Interview: David De Haan


This is the first in an irregular series of interviews with scientists who research in teaching-centered institutions.

Meet David De Haan, Professor of Chemistry at the University of San Diego.

What are you finding out in your research lab?

I’ve been looking at how chemicals present in clouds can cause haze even after the clouds burn off.  It turns out that a bunch of reactions are accelerated by the evaporation of water, producing large molecules that can’t evaporate, so they and up as haze.  This haze is an air pollution issue, and also connects to climate change.

How did you wind up where you are?

My first four years as an assistant professor were spent at a very small and interesting college in Arkansas (Lyon College).  My spouse was doing some adjunct teaching in the math department, but decided she wanted to get back into research.  I was looking for more flexibility in how I divided my time between teaching and research.  Our oldest daughter was beginning to speak with a Southern drawl.  For all these reasons we decided to go back on the job market, and moving to the University of San Diego (a PUI) solved all three problems.
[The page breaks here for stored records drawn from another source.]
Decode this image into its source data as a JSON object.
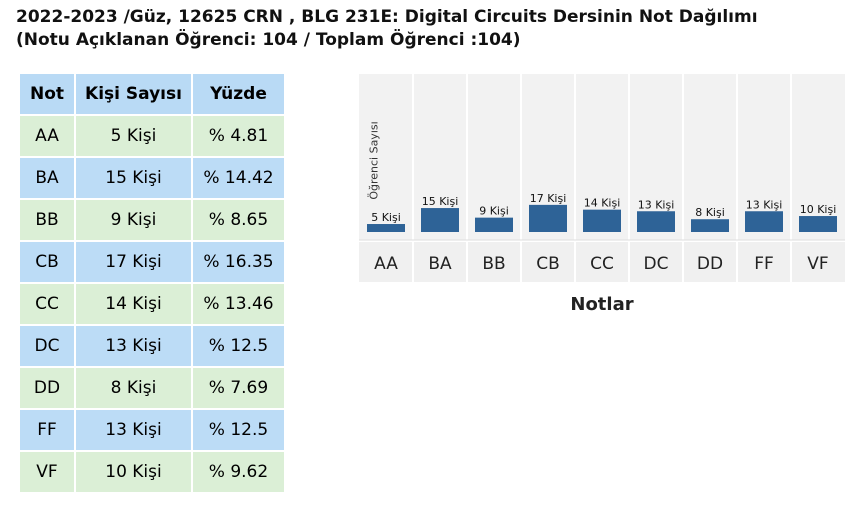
{
  "title": {
    "line1": "2022-2023 /Güz, 12625 CRN , BLG 231E: Digital Circuits Dersinin Not Dağılımı",
    "line2": "(Notu Açıklanan Öğrenci: 104 / Toplam Öğrenci :104)"
  },
  "table": {
    "headers": [
      "Not",
      "Kişi Sayısı",
      "Yüzde"
    ],
    "rows": [
      {
        "grade": "AA",
        "count": "5 Kişi",
        "percent": "% 4.81"
      },
      {
        "grade": "BA",
        "count": "15 Kişi",
        "percent": "% 14.42"
      },
      {
        "grade": "BB",
        "count": "9 Kişi",
        "percent": "% 8.65"
      },
      {
        "grade": "CB",
        "count": "17 Kişi",
        "percent": "% 16.35"
      },
      {
        "grade": "CC",
        "count": "14 Kişi",
        "percent": "% 13.46"
      },
      {
        "grade": "DC",
        "count": "13 Kişi",
        "percent": "% 12.5"
      },
      {
        "grade": "DD",
        "count": "8 Kişi",
        "percent": "% 7.69"
      },
      {
        "grade": "FF",
        "count": "13 Kişi",
        "percent": "% 12.5"
      },
      {
        "grade": "VF",
        "count": "10 Kişi",
        "percent": "% 9.62"
      }
    ]
  },
  "chart_data": {
    "type": "bar",
    "title": "",
    "xlabel": "Notlar",
    "ylabel": "Öğrenci Sayısı",
    "categories": [
      "AA",
      "BA",
      "BB",
      "CB",
      "CC",
      "DC",
      "DD",
      "FF",
      "VF"
    ],
    "values": [
      5,
      15,
      9,
      17,
      14,
      13,
      8,
      13,
      10
    ],
    "data_labels": [
      "5 Kişi",
      "15 Kişi",
      "9 Kişi",
      "17 Kişi",
      "14 Kişi",
      "13 Kişi",
      "8 Kişi",
      "13 Kişi",
      "10 Kişi"
    ],
    "bar_color": "#2e6397",
    "grid": true,
    "ylim": [
      0,
      104
    ]
  },
  "colors": {
    "header_bg": "#b9daf5",
    "row_green": "#dbefd6",
    "row_blue": "#bcdcf6",
    "bar": "#2e6397"
  }
}
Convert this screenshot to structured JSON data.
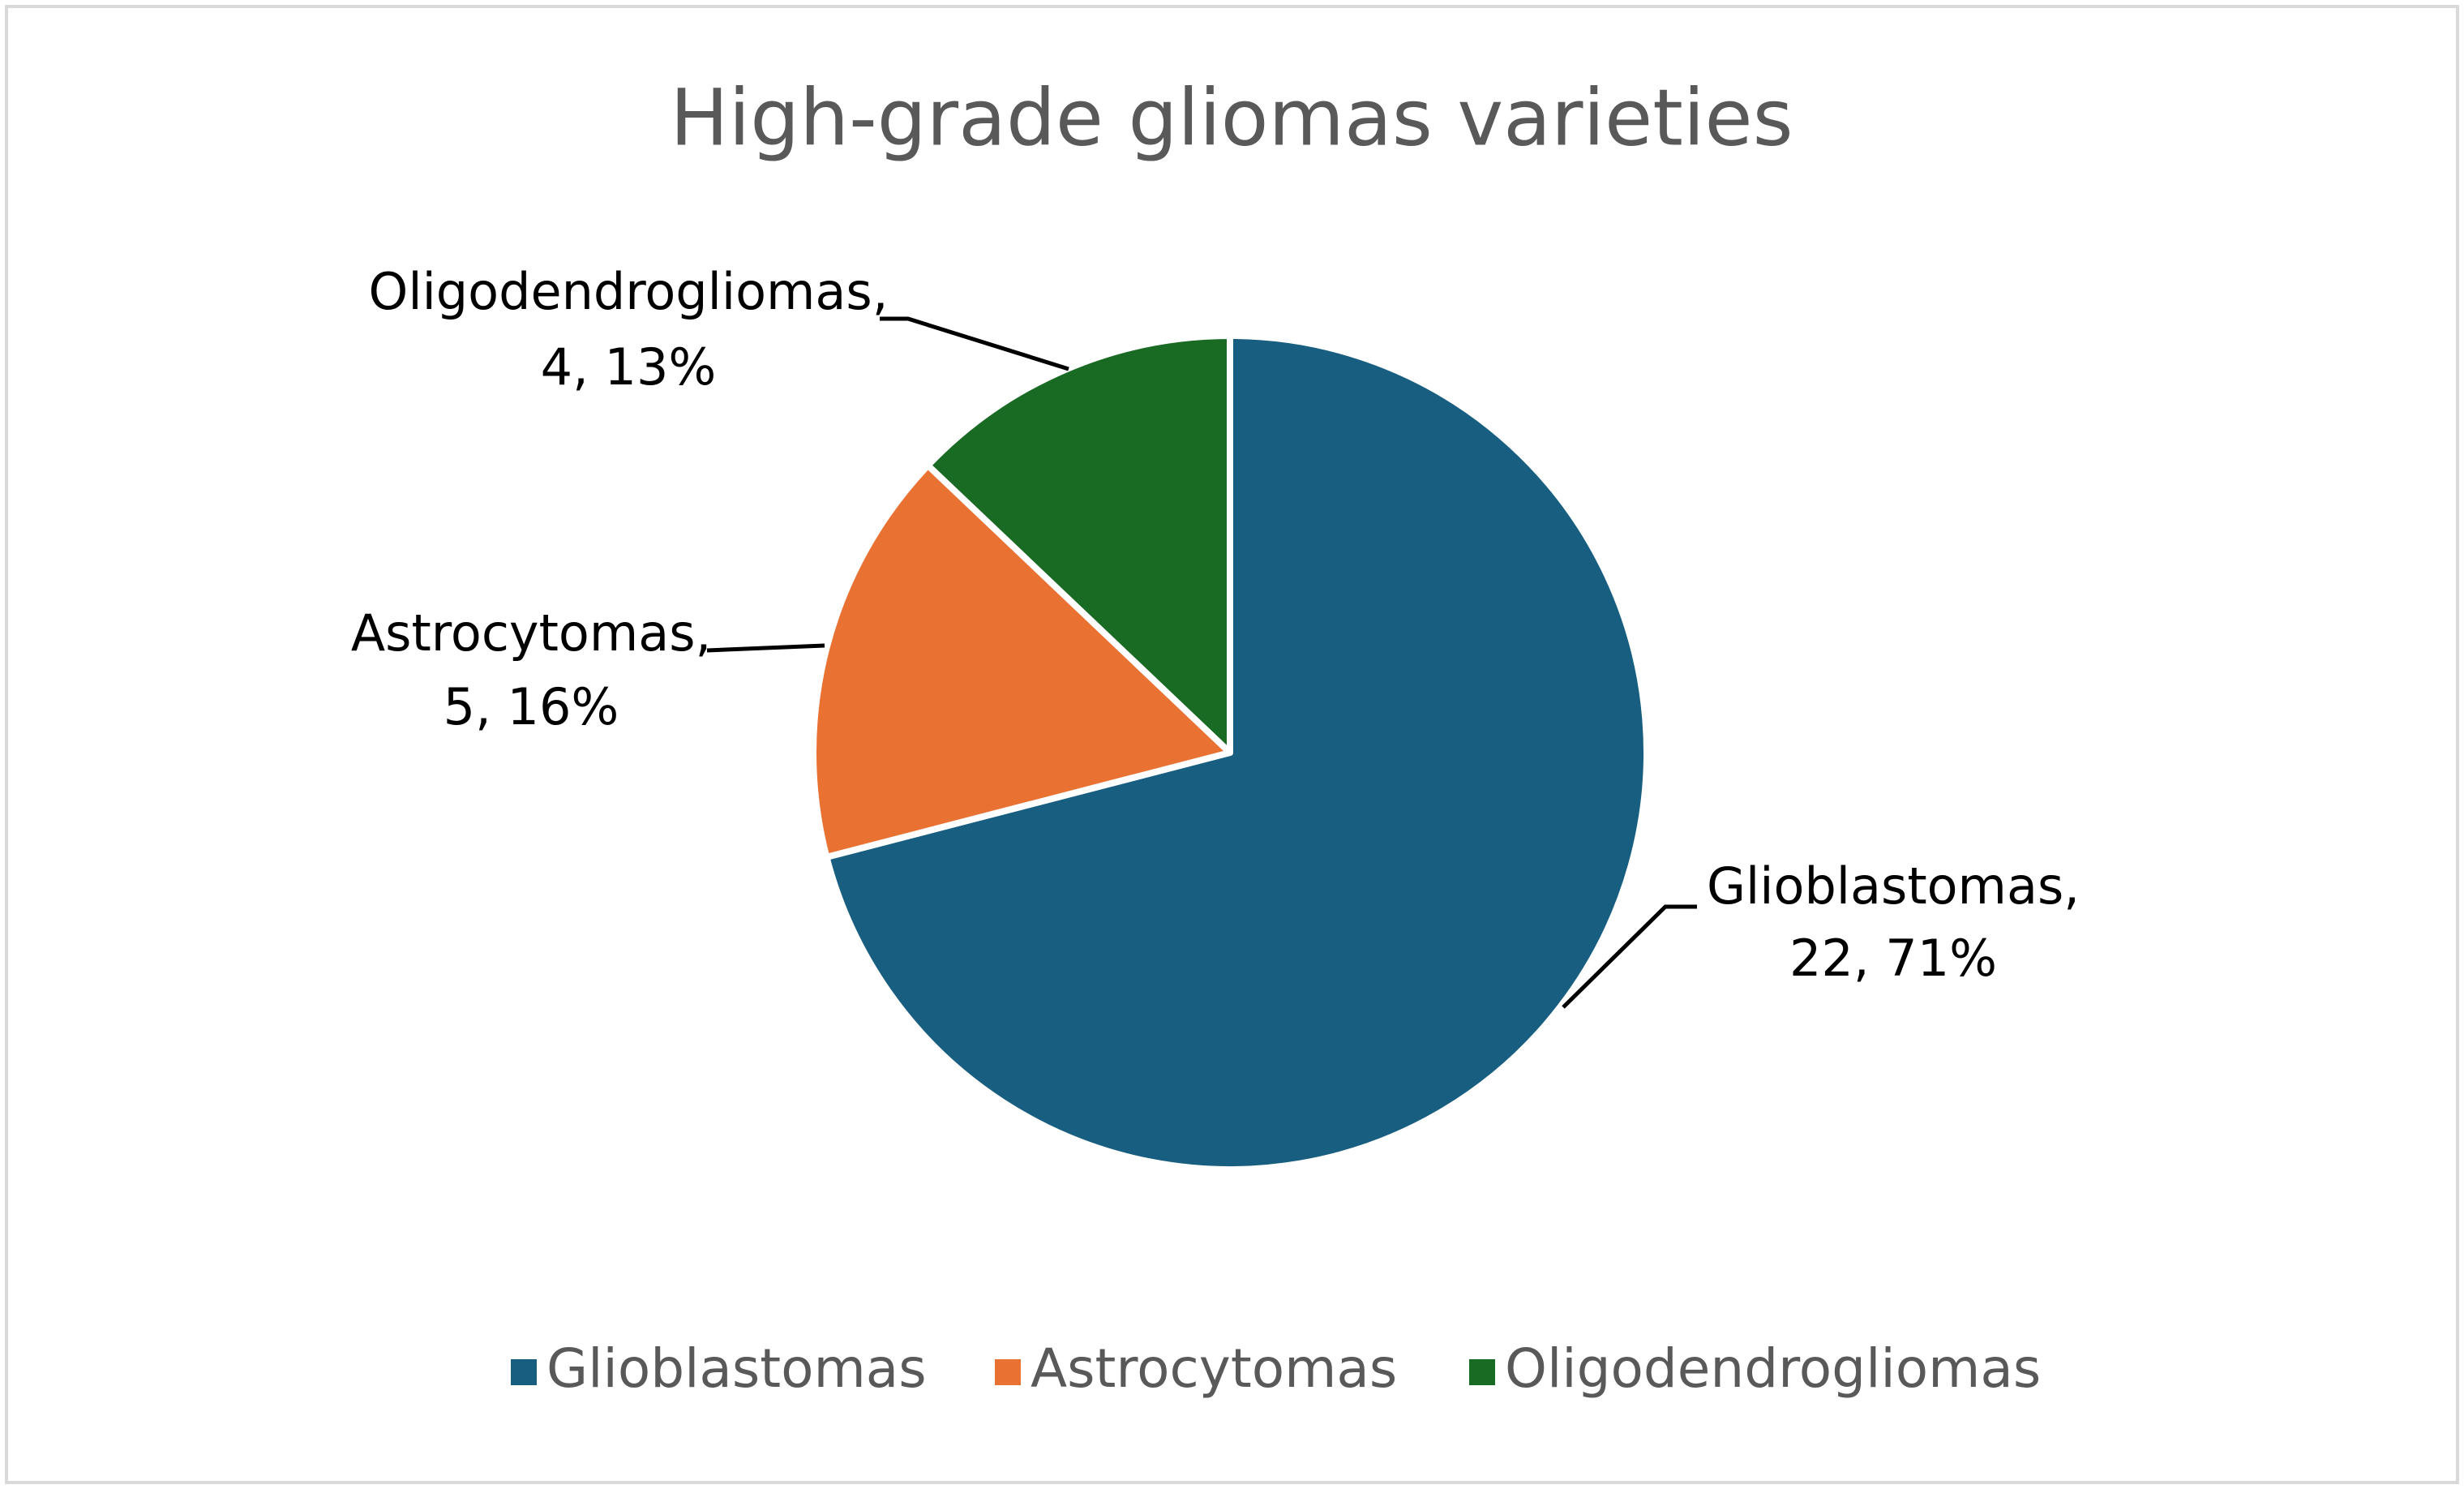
{
  "chart_data": {
    "type": "pie",
    "title": "High-grade gliomas varieties",
    "categories": [
      "Glioblastomas",
      "Astrocytomas",
      "Oligodendrogliomas"
    ],
    "values": [
      22,
      5,
      4
    ],
    "value_labels": [
      [
        "Glioblastomas,",
        "22, 71%"
      ],
      [
        "Astrocytomas,",
        "5, 16%"
      ],
      [
        "Oligodendrogliomas,",
        "4, 13%"
      ]
    ],
    "colors": [
      "#175e80",
      "#e97132",
      "#196b24"
    ],
    "legend": "bottom"
  }
}
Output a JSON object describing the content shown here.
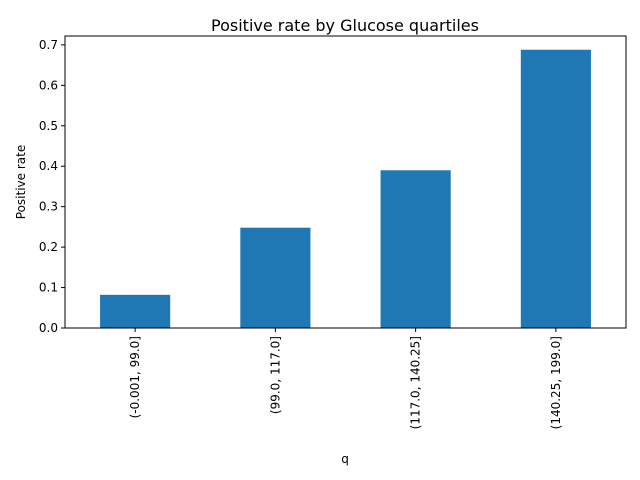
{
  "chart_data": {
    "type": "bar",
    "title": "Positive rate by Glucose quartiles",
    "xlabel": "q",
    "ylabel": "Positive rate",
    "categories": [
      "(-0.001, 99.0]",
      "(99.0, 117.0]",
      "(117.0, 140.25]",
      "(140.25, 199.0]"
    ],
    "values": [
      0.082,
      0.248,
      0.39,
      0.688
    ],
    "ylim": [
      0,
      0.722
    ],
    "yticks": [
      0.0,
      0.1,
      0.2,
      0.3,
      0.4,
      0.5,
      0.6,
      0.7
    ],
    "ytick_labels": [
      "0.0",
      "0.1",
      "0.2",
      "0.3",
      "0.4",
      "0.5",
      "0.6",
      "0.7"
    ],
    "bar_color": "#1f77b4",
    "grid": false,
    "legend": "none"
  }
}
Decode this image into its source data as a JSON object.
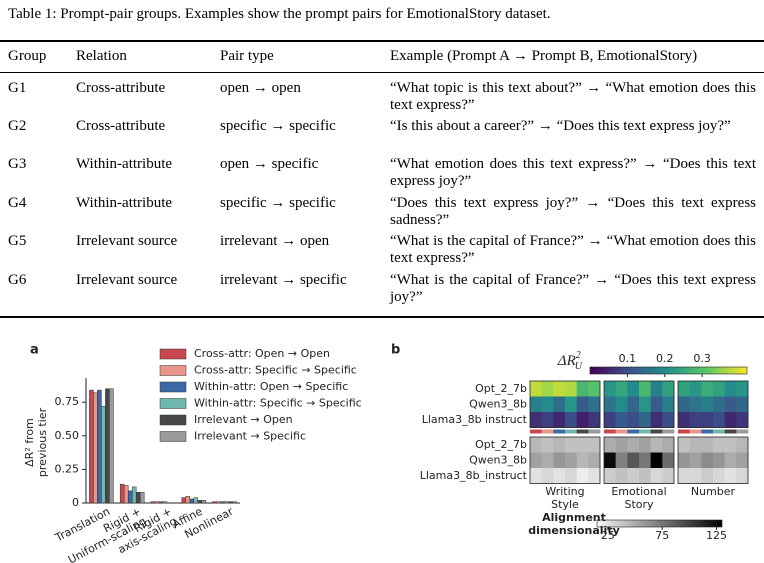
{
  "table": {
    "caption": "Table 1: Prompt-pair groups. Examples show the prompt pairs for EmotionalStory dataset.",
    "header": [
      "Group",
      "Relation",
      "Pair type",
      "Example (Prompt A → Prompt B, EmotionalStory)"
    ],
    "rows": [
      [
        "G1",
        "Cross-attribute",
        "open → open",
        "“What topic is this text about?” → “What emotion does this text express?”"
      ],
      [
        "G2",
        "Cross-attribute",
        "specific → specific",
        "“Is this about a career?” → “Does this text express joy?”"
      ],
      [
        "G3",
        "Within-attribute",
        "open → specific",
        "“What emotion does this text express?” → “Does this text express joy?”"
      ],
      [
        "G4",
        "Within-attribute",
        "specific → specific",
        "“Does this text express joy?” → “Does this text express sadness?”"
      ],
      [
        "G5",
        "Irrelevant source",
        "irrelevant → open",
        "“What is the capital of France?” → “What emotion does this text express?”"
      ],
      [
        "G6",
        "Irrelevant source",
        "irrelevant → specific",
        "“What is the capital of France?” → “Does this text express joy?”"
      ]
    ]
  },
  "chart_data": [
    {
      "type": "bar",
      "panel": "a",
      "ylabel_lines": [
        "ΔR² from",
        "previous tier"
      ],
      "categories": [
        "Translation",
        "Rigid +\nUniform-scaling",
        "Rigid +\naxis-scaling",
        "Affine",
        "Nonlinear"
      ],
      "ylim": [
        0,
        0.9
      ],
      "yticks": [
        0,
        0.25,
        {
          "value": 0.5,
          "label": "0.50"
        },
        0.75
      ],
      "series": [
        {
          "name": "Cross-attr: Open → Open",
          "color": "#c9474d",
          "values": [
            0.84,
            0.14,
            0.01,
            0.04,
            0.01
          ]
        },
        {
          "name": "Cross-attr: Specific → Specific",
          "color": "#e8958c",
          "values": [
            0.82,
            0.13,
            0.01,
            0.05,
            0.01
          ]
        },
        {
          "name": "Within-attr: Open → Specific",
          "color": "#3d68a8",
          "values": [
            0.84,
            0.09,
            0.01,
            0.03,
            0.01
          ]
        },
        {
          "name": "Within-attr: Specific → Specific",
          "color": "#6fb8ad",
          "values": [
            0.72,
            0.12,
            0.01,
            0.04,
            0.01
          ]
        },
        {
          "name": "Irrelevant → Open",
          "color": "#474747",
          "values": [
            0.85,
            0.08,
            0.0,
            0.02,
            0.01
          ]
        },
        {
          "name": "Irrelevant → Specific",
          "color": "#9a9a9a",
          "values": [
            0.85,
            0.08,
            0.0,
            0.02,
            0.01
          ]
        }
      ]
    },
    {
      "type": "heatmap",
      "panel": "b",
      "rows": [
        "Opt_2_7b",
        "Qwen3_8b",
        "Llama3_8b instruct"
      ],
      "rows_bottom": [
        "Opt_2_7b",
        "Qwen3_8b",
        "Llama3_8b_instruct"
      ],
      "groups": [
        "Writing\nStyle",
        "Emotional\nStory",
        "Number"
      ],
      "top_label": "ΔR",
      "top_label_sup": "2",
      "top_label_sub": "U",
      "top_lim": [
        0,
        0.42
      ],
      "top_ticks": [
        0.1,
        0.2,
        0.3
      ],
      "top_colormap": [
        "#440154",
        "#3b528b",
        "#21918c",
        "#5ec962",
        "#fde725"
      ],
      "top_values": [
        [
          0.38,
          0.36,
          0.38,
          0.37,
          0.28,
          0.3,
          0.22,
          0.25,
          0.2,
          0.28,
          0.18,
          0.24,
          0.24,
          0.22,
          0.26,
          0.24,
          0.2,
          0.22
        ],
        [
          0.18,
          0.2,
          0.15,
          0.22,
          0.12,
          0.16,
          0.16,
          0.2,
          0.14,
          0.22,
          0.12,
          0.18,
          0.14,
          0.16,
          0.18,
          0.15,
          0.12,
          0.14
        ],
        [
          0.06,
          0.08,
          0.05,
          0.1,
          0.04,
          0.07,
          0.08,
          0.12,
          0.1,
          0.14,
          0.06,
          0.1,
          0.06,
          0.08,
          0.08,
          0.1,
          0.05,
          0.07
        ]
      ],
      "bottom_label_lines": [
        "Alignment",
        "dimensionality"
      ],
      "bottom_lim": [
        15,
        130
      ],
      "bottom_ticks": [
        25,
        75,
        125
      ],
      "bottom_colormap": [
        "#f7f7f7",
        "#000000"
      ],
      "bottom_values": [
        [
          45,
          40,
          45,
          40,
          40,
          40,
          50,
          55,
          50,
          55,
          45,
          50,
          40,
          45,
          45,
          40,
          40,
          45
        ],
        [
          55,
          50,
          60,
          55,
          45,
          50,
          125,
          70,
          90,
          75,
          130,
          80,
          60,
          55,
          65,
          60,
          50,
          55
        ],
        [
          25,
          30,
          25,
          30,
          20,
          25,
          35,
          40,
          35,
          40,
          30,
          35,
          30,
          30,
          35,
          30,
          25,
          30
        ]
      ]
    }
  ]
}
How was your former job different from your current one? 

Students in San Diego address me as “Sir” much less frequently.  And the instrumentation available for teaching and research at USD is far in excess of what we had in Arkansas.  Other than that, my experience has been amazingly similar – students at both schools turned out to be similar in academic preparation, and both schools have very friendly, student-centered chemistry departments.

How do you go about recruiting research students?

Since instituting a research requirement for all students in our department five years ago, finding research students has no longer been an issue.  But we hold a “Sci-Mix” poster session in the science building lobby every semester, where students can come and find out about the ongoing research projects that are happening, and meet current student researchers.  I find that my current researchers are my best recruiters.

What advice do you think grad students should be getting about academic careers that they’re not getting enough?

I think too many grad students don’t know about the full range of teaching and research “mixtures” that are available at different institutions.  Many students think that you have to choose mostly one or the other, but there actually is a continuum of choices about how much research and teaching you get to do, and even some wiggle room within each institution.  I think it’s important to do some teaching as a postdoc, along with research, to find out how much you like each activity.

What are your most and least favorite parts of your job?

The best part of my job is teaching undergraduates how to do research by working with them in the lab.  They often can tap into the “excitement of discovery,” and pick up on the “zen of motorcycle maintenance” (trouble-shooting).  In research, undergraduates are free to fail in a way that no one else can be, so they can take scientific risks.  Even if their experiments fail, they still graduate on time.

The least favorite part of my job is grading. It’s thankless, and I’m always a little bit disappointed in what I haven’t yet been able to get my students to learn.

If you had to choose between working in a federal research lab or a community college (for equal salary), which would it be?

Having just said that this is a false dichotomy, if I had to choose between teaching and research I would probably give research my first shot.  I’m pretty sure I could do the community college teaching, so working at a federal research lab would be a larger challenge for me, and maybe more fun.  I do dream periodically of working at NCAR in Boulder.

2 thoughts on “Interview: David De Haan

  1. I just found your blog and wanted to thank you for this post. I am very interested in teaching after my PhD and think it’s great to hear from people doing it.

  2. Nice interview. The first paragraph grabbed me. I’ve been teaching an Introduction to Weather and Climate course at a local community college. David’s research into what happens to aerosols once water vapor has evaporated is interesting to me. Having taught at a local community college since 2000, I can say it can be a rewarding experience – and limiting, since research is not really an option, in most cases. Rewarding in that you can impress upon people the importance of an education and make a difference on an individual level. I also teach and work at a regional uni in rural KY, and the same thing happens here. We have better opportunities for research, though. Please keep up the good work!